Directed by Rob Marshall (Chicago), Returns stars Emily Blunt as Mary and takes place 25 years after the supernatural nanny (then played by Julie Andrews) dropped in on London’s Banks family. This time around, she finds that one of the children she used to care for, Michael (Ben Whishaw), is struggling to support his family after recently losing his wife. But he’s not doing so well and is on the verge of forfeiting his house if he can’t find a slip of paper that proves he owns shares in the bank that once employed his father.

Playing Michael’s children are Pixie Davies, Nathanael Saleh and Joel Dawson, who deserve special Oscars for appearing so enthralled by the boring tale unfolding around them. Also featured are Emily Mortimer as Michael’s sister, Jane, and Hamilton’s Lin-Manuel Miranda as lamplighter Jack, playing the kind of blue-collar friend that Dick Van Dyke portrayed in the original.

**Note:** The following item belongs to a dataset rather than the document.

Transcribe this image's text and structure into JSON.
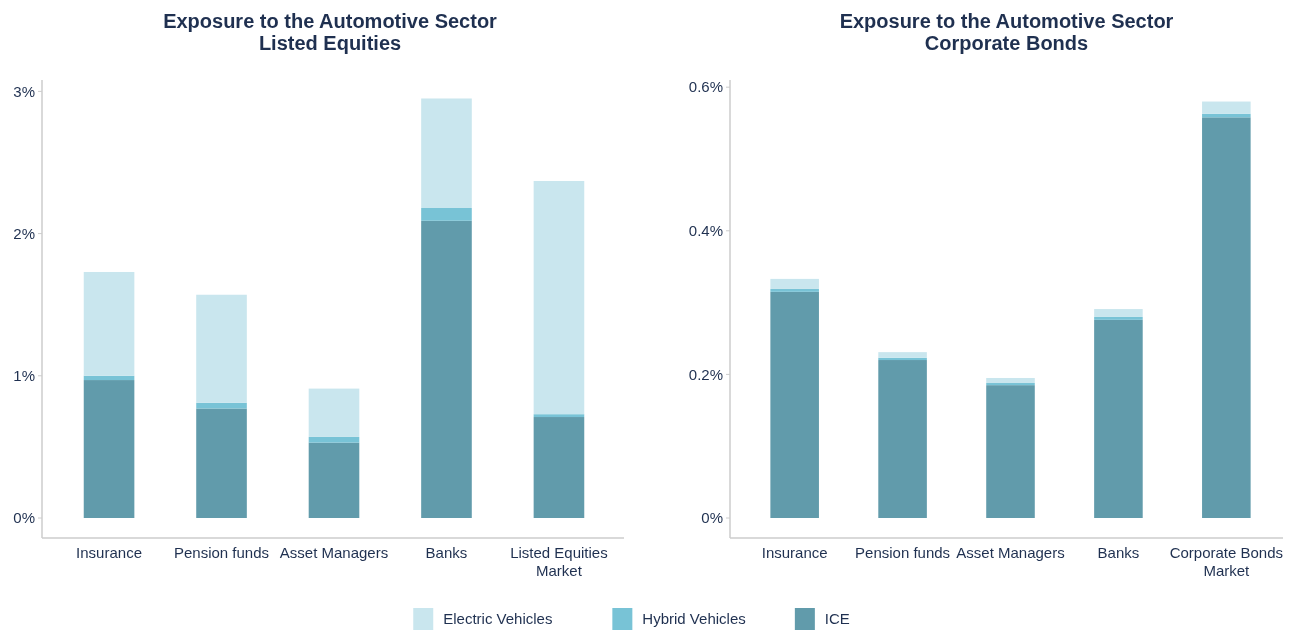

Mary Poppins Returns tries hard to emulate Mary Poppins in other ways, going so far as to include song-and-dance numbers that call to mind the original’s biggest hits. The new songs are pretty, but they just don’t seem as catchy as classics like “A Spoonful of Sugar,” “Chim Chim Cher-ee,” “Feed the Birds” or the irresistible “Supercalifragilisticexpialidosious.”

An even more basic problem is that the sequel lacks the original’s heart. As the 2013 Disney flick Saving Mr. Banks pointed out, Mary’s ultimate goal was not to watch over the kids but to help their father see that his obsessive devotion to work was preventing him from enjoying life and being a loving parent.

In the new film, Mr. Banks’ son is already a loving parent, though one who is harried and grieving from his wife’s death. He needs to heal, but what he really needs is the aforementioned slip of paper. It’s not much to hang a tale on, especially when we suspect magical Mary could find it for him if she really wanted to.